The journey back to their car was quiet and took two days of which he spent on autopilot while his mind thought thoughts he wished they didn’t think. In the end, loyalty was the only reason his mind could come up with for him to fight alongside them.
Sadly, it wasn’t enough.
Later on, Zed was seated in the back of their pickup truck as Jason drove them back to the town when Oliver asked him a question.
“What’s wrong?” Oliver asked. “You’ve been acting strange since we got out of the ground rats’ nest.”
“What do you mean strange?” Chris asked from the front seat. “He’s always acting strange.”
“Yes. But this time it’s different, he’s almost thoughtful.”
Chris thought about it before turning in her seat to look at Zed.
“That’s true,” she said. “His jokes haven’t been as boring or annoying as usual. What’s up, Bloodbath? You good?”
Zed had somehow garnered everyone’s attention. Even Jason watched him through the rearview mirror.
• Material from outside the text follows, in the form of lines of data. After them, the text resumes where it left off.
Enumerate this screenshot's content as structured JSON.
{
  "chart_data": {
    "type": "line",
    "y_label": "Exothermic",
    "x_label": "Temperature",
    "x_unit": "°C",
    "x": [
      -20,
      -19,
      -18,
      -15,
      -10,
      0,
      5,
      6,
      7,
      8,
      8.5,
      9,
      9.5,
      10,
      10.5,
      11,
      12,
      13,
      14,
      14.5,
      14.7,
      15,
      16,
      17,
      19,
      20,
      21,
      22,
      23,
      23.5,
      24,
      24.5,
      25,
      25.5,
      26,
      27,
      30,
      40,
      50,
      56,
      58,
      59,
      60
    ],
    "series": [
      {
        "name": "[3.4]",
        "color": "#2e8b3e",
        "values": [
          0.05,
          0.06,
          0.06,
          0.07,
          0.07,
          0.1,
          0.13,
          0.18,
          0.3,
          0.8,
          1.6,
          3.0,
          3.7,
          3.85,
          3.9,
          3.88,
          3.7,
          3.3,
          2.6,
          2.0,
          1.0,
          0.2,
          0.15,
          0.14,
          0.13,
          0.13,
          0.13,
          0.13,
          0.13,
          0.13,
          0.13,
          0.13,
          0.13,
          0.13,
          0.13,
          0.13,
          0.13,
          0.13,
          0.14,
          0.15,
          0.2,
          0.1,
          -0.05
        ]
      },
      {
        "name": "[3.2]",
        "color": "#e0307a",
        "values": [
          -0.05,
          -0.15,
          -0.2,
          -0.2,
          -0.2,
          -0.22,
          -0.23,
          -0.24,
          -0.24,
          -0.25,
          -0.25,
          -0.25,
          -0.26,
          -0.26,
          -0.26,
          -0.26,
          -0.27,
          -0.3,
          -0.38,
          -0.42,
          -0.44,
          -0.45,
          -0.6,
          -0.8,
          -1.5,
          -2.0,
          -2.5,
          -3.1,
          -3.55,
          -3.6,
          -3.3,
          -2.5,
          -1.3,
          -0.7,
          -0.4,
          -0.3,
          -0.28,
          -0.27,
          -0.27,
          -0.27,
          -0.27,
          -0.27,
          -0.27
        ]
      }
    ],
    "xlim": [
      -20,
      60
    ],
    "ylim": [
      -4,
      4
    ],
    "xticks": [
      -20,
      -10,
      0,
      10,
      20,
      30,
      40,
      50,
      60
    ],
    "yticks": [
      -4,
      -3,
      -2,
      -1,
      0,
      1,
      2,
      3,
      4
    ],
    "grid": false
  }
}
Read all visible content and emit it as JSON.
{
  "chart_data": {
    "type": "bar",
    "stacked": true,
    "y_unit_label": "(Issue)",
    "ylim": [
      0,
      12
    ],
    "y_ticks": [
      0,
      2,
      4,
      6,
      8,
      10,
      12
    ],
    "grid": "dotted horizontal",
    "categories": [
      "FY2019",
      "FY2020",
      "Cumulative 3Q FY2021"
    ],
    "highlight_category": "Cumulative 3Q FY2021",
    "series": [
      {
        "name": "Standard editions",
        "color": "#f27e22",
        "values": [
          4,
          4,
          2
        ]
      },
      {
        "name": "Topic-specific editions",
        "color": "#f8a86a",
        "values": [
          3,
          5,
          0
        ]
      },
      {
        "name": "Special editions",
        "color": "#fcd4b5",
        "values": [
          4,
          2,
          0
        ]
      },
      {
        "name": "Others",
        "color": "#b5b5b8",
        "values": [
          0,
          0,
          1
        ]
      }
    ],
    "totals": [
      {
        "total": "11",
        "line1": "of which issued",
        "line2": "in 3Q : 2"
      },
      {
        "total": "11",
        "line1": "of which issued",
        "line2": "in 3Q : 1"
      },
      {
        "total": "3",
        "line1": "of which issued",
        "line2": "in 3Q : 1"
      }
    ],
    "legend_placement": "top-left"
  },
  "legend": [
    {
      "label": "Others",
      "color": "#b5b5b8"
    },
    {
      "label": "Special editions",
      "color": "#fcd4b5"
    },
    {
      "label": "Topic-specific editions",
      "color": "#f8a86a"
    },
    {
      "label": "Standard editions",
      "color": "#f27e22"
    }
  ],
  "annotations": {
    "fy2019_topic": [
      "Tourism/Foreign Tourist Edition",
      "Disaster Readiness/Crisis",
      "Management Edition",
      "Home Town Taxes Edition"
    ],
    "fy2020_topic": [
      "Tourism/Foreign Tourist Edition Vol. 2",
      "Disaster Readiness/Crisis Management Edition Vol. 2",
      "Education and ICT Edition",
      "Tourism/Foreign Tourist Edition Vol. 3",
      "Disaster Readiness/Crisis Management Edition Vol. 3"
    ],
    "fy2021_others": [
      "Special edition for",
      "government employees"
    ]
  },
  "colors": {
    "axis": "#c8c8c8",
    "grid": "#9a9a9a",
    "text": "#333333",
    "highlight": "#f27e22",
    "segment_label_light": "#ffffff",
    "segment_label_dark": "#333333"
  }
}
“I’m good,” he answered. “Just got something on my mind.”
“And what’s so important that it’s got you acting almost like a civilized human being?” Chris asked.
“Starship troopers.”
“What?” everyone asked.
“Starship troopers,” Zed repeated. “I know I know the movie. But by the life of me I can’t remember watching it, and believe me, I’ve tried.”
Chris turned back in her seat with a sigh and a groan.
“I can’t believe I wasted thirty seconds of my life for that,” she said. “And it’s all your fault, Oliver.”
“What did I do?” Oliver asked, baffled.
“Don’t care. All I know is that now you owe me lunch.”